Graves, who designed the university’s new George P. Mitchell Physics Building on University Avenue, spoke at the Langford Architecture Center’s Preston Geren Auditorium.
Among his most well-known projects are the Humana Building in Louisville, Ky., cited by Time magazine as one of the 10 best buildings of the 1980s, the San Juan Capistrano Public Library, the Emory University Museum in Atlanta, The Newark Museum, various projects for the Walt Disney Company, the Denver Central Library, the Ministry of Health, Welfare and Sport in The Hague, The U.S. Courthouse in Washington, D.C., and the scaffolding for the 1999-2000 restoration of the Washington Monument.

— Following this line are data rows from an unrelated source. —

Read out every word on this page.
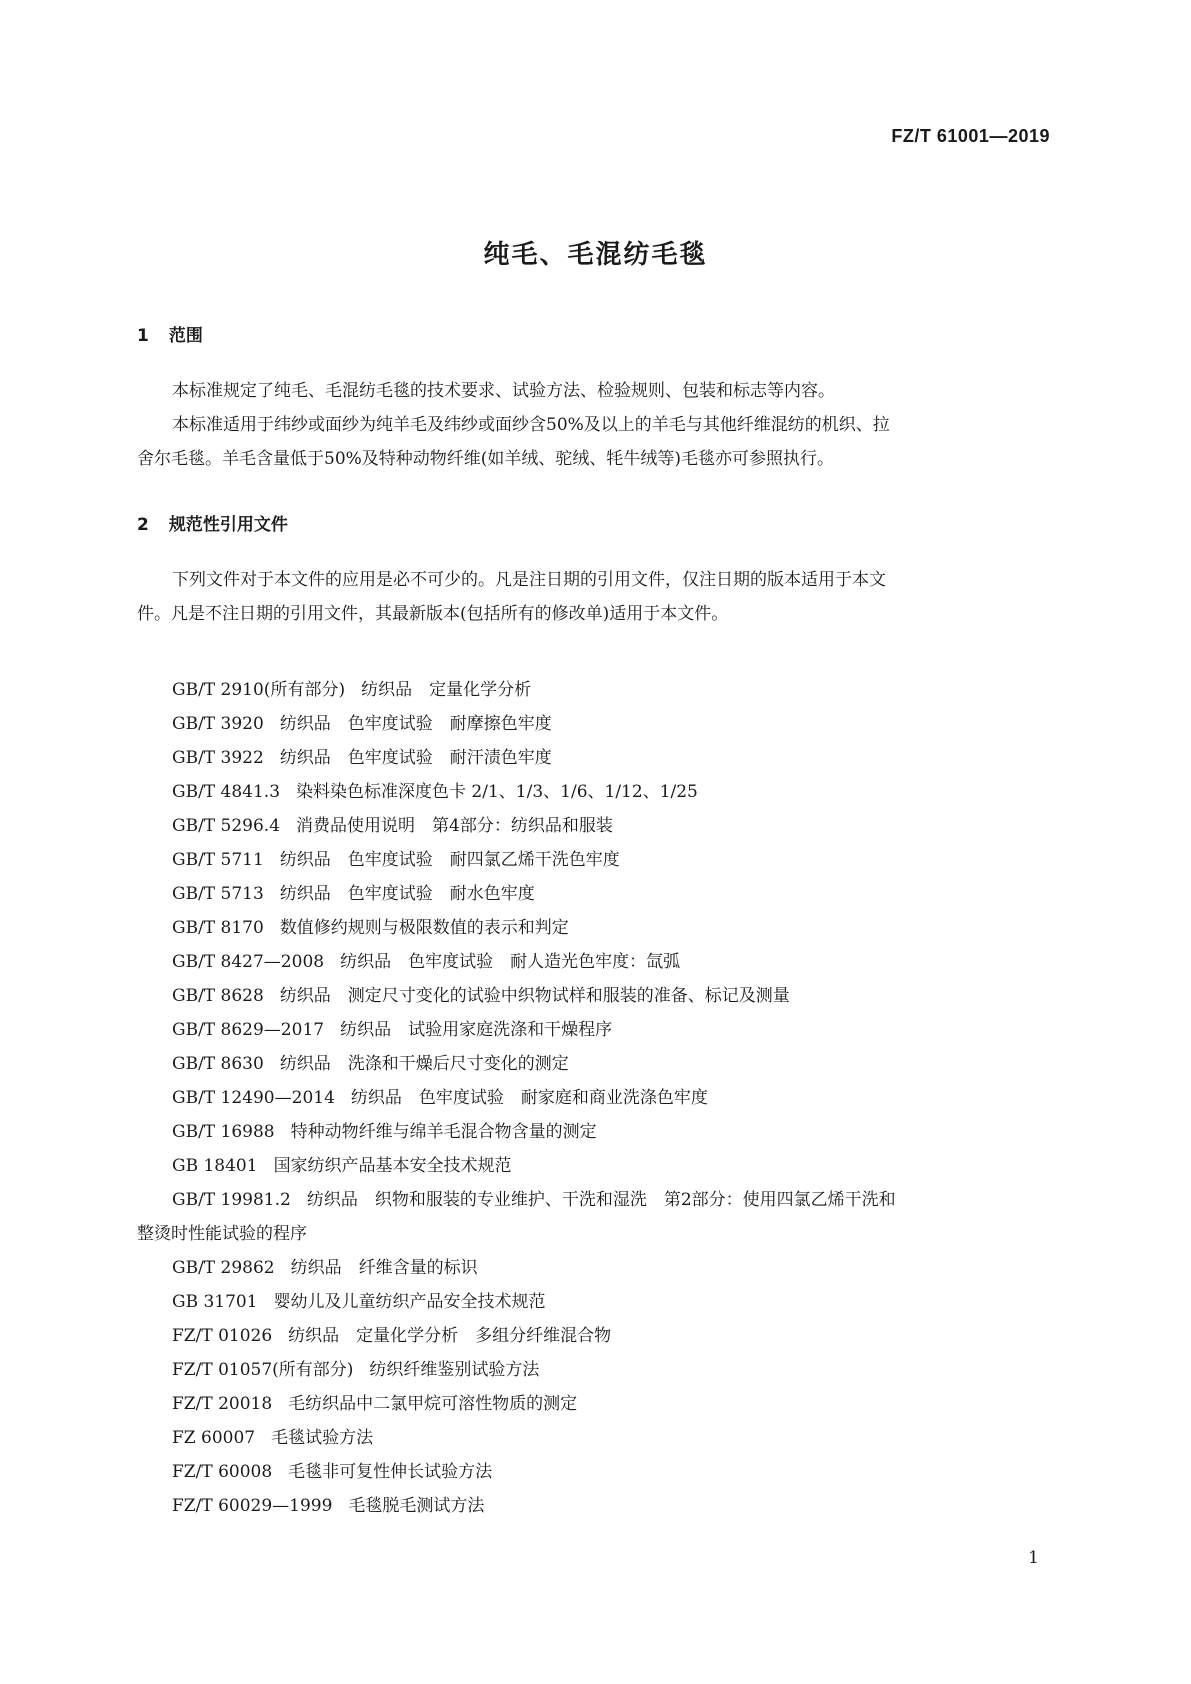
FZ/T 61001—2019
纯毛、毛混纺毛毯
1 范围

本标准规定了纯毛、毛混纺毛毯的技术要求、试验方法、检验规则、包装和标志等内容。

本标准适用于纬纱或面纱为纯羊毛及纬纱或面纱含50%及以上的羊毛与其他纤维混纺的机织、拉
舍尔毛毯。羊毛含量低于50%及特种动物纤维(如羊绒、驼绒、牦牛绒等)毛毯亦可参照执行。

2 规范性引用文件

下列文件对于本文件的应用是必不可少的。凡是注日期的引用文件，仅注日期的版本适用于本文
件。凡是不注日期的引用文件，其最新版本(包括所有的修改单)适用于本文件。

GB/T 2910(所有部分) 纺织品　定量化学分析
GB/T 3920 纺织品　色牢度试验　耐摩擦色牢度
GB/T 3922 纺织品　色牢度试验　耐汗渍色牢度
GB/T 4841.3 染料染色标准深度色卡 2/1、1/3、1/6、1/12、1/25
GB/T 5296.4 消费品使用说明　第4部分：纺织品和服装
GB/T 5711 纺织品　色牢度试验　耐四氯乙烯干洗色牢度
GB/T 5713 纺织品　色牢度试验　耐水色牢度
GB/T 8170 数值修约规则与极限数值的表示和判定
GB/T 8427—2008 纺织品　色牢度试验　耐人造光色牢度：氙弧
GB/T 8628 纺织品　测定尺寸变化的试验中织物试样和服装的准备、标记及测量
GB/T 8629—2017 纺织品　试验用家庭洗涤和干燥程序
GB/T 8630 纺织品　洗涤和干燥后尺寸变化的测定
GB/T 12490—2014 纺织品　色牢度试验　耐家庭和商业洗涤色牢度
GB/T 16988 特种动物纤维与绵羊毛混合物含量的测定
GB 18401 国家纺织产品基本安全技术规范
GB/T 19981.2 纺织品　织物和服装的专业维护、干洗和湿洗　第2部分：使用四氯乙烯干洗和
整烫时性能试验的程序
GB/T 29862 纺织品　纤维含量的标识
GB 31701 婴幼儿及儿童纺织产品安全技术规范
FZ/T 01026 纺织品　定量化学分析　多组分纤维混合物
FZ/T 01057(所有部分) 纺织纤维鉴别试验方法
FZ/T 20018 毛纺织品中二氯甲烷可溶性物质的测定
FZ 60007 毛毯试验方法
FZ/T 60008 毛毯非可复性伸长试验方法
FZ/T 60029—1999 毛毯脱毛测试方法
1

Graves calls himself a “general practitioner,” designing not only the interiors for the majority of his projects, including furniture, lighting fixtures, even jewelry and dinnerware for companies such as Alessi, Steben, Disney, Phillips Electronics and Black and Decker.
His work is available to a wide range of consumers through his partnership with Target, which features his designs in a variety of product categories.
In addition to his diversified and prolific design work, Graves is an influential theorist; he taught at Princeton University for almost 40 years, and is the university’s Robert Schirmer Professor of Architecture emeritus.